Michael Sweet was featured in the Reuters article "Exclusive: San Bernardino has Defaulted on $10 million in Bond Payments." Full text can be found in the March, 17, 2015, issue, but a synopsis is below. 

The southern California city of San Bernardino has defaulted on nearly $10 million in payments on its privately placed pension bond debt since it declared bankruptcy in 2012, according to documents seen by Reuters.

San Bernardino declared last year that it intends under its bankruptcy exit plan to fully pay Calpers, its biggest creditor and America's largest public pension fund with assets of $300 billion.

The city continues to pay its monthly dues to Calpers in full, but has paid nothing to its bondholders for nearly three years, according to the interest payment schedule on roughly $50 million of pension obligation bonds issued by San Bernardino in 2005.

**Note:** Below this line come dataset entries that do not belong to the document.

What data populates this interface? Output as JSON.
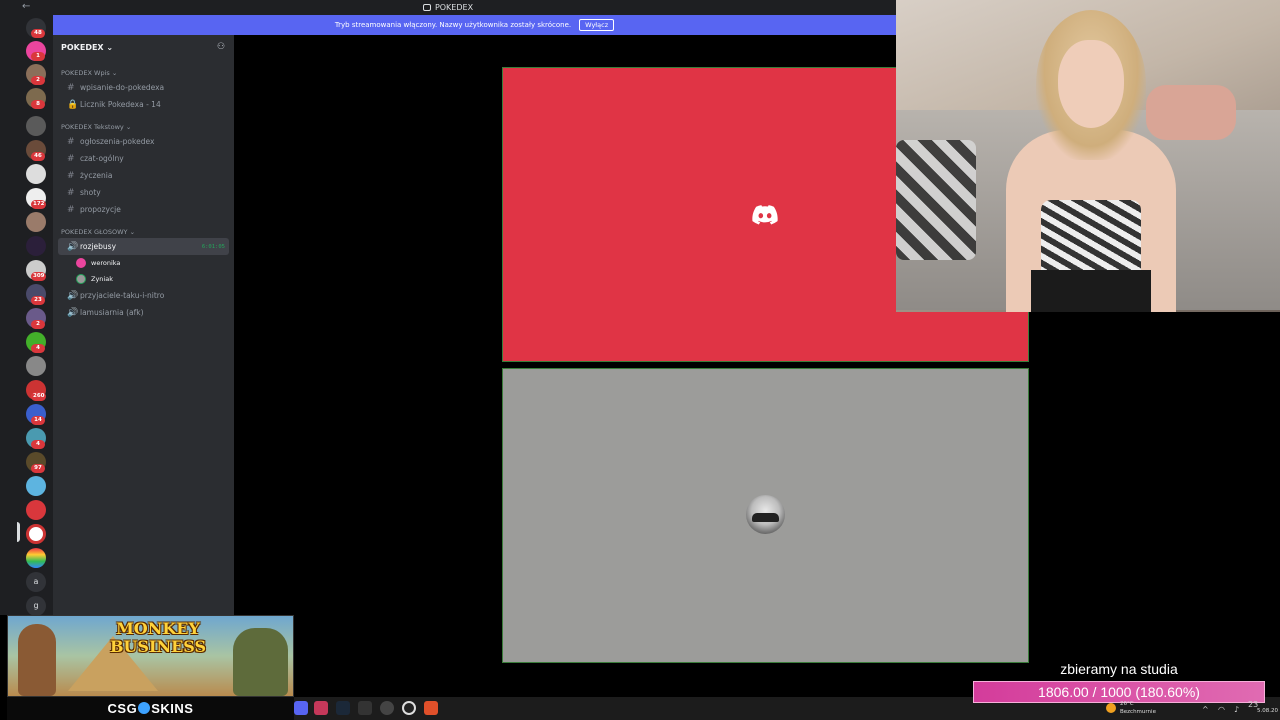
{
  "window": {
    "title": "POKEDEX"
  },
  "banner": {
    "text": "Tryb streamowania włączony. Nazwy użytkownika zostały skrócone.",
    "button": "Wyłącz"
  },
  "server": {
    "name": "POKEDEX"
  },
  "rail_badges": [
    "48",
    "1",
    "2",
    "8",
    "46",
    "172",
    "309",
    "23",
    "2",
    "4",
    "260",
    "14",
    "4",
    "97"
  ],
  "rail_letters": [
    "a",
    "g"
  ],
  "categories": [
    {
      "name": "POKEDEX Wpis",
      "channels": [
        {
          "name": "wpisanie-do-pokedexa",
          "type": "text"
        },
        {
          "name": "Licznik Pokedexa - 14",
          "type": "locked"
        }
      ]
    },
    {
      "name": "POKEDEX Tekstowy",
      "channels": [
        {
          "name": "ogłoszenia-pokedex",
          "type": "text"
        },
        {
          "name": "czat-ogólny",
          "type": "text"
        },
        {
          "name": "życzenia",
          "type": "text"
        },
        {
          "name": "shoty",
          "type": "text"
        },
        {
          "name": "propozycje",
          "type": "text"
        }
      ]
    },
    {
      "name": "POKEDEX GŁOSOWY",
      "channels": []
    }
  ],
  "voice": {
    "active_channel": "rozjebusy",
    "timer": "6:01:05",
    "users": [
      "weronika",
      "Zyniak"
    ],
    "other_channels": [
      "przyjaciele-taku-i-nitro",
      "lamusiarnia (afk)"
    ]
  },
  "ad": {
    "title_line1": "MONKEY",
    "title_line2": "BUSINESS",
    "brand_left": "CSG",
    "brand_right": "SKINS"
  },
  "goal": {
    "title": "zbieramy na studia",
    "progress_text": "1806.00 / 1000 (180.60%)",
    "current": 1806.0,
    "target": 1000,
    "percent": 180.6
  },
  "tray": {
    "weather_temp": "26°C",
    "weather_desc": "Bezchmurnie",
    "time": "23",
    "date": "5.08.20"
  },
  "colors": {
    "banner": "#5865f2",
    "red_tile": "#e03445",
    "grey_tile": "#9c9c9a",
    "goal_bar": "#d43c9b",
    "active_green": "#23a55a"
  }
}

The non-payment of the bond debt and the city's lack of interest in talks with its pension bondholders just weeks before it must produce a bankruptcy exit plan should serve as a wake-up call to Wall Street issuers of debt to struggling cities, according to Michael Sweet.

"Bondholders should be realizing that in Chapter 9 cases those who will invariably get better treatment by the cities are former and current employers, who are part of the community, and not the faceless bankers holding commercial paper," Sweet said.

But Sweet said San Bernardino's treatment of its bondholders could come back to haunt it. "Down the road, the city may find that the capital market is unavailable to it or that it will be penalized at a very high rate when it seeks to borrow," he said.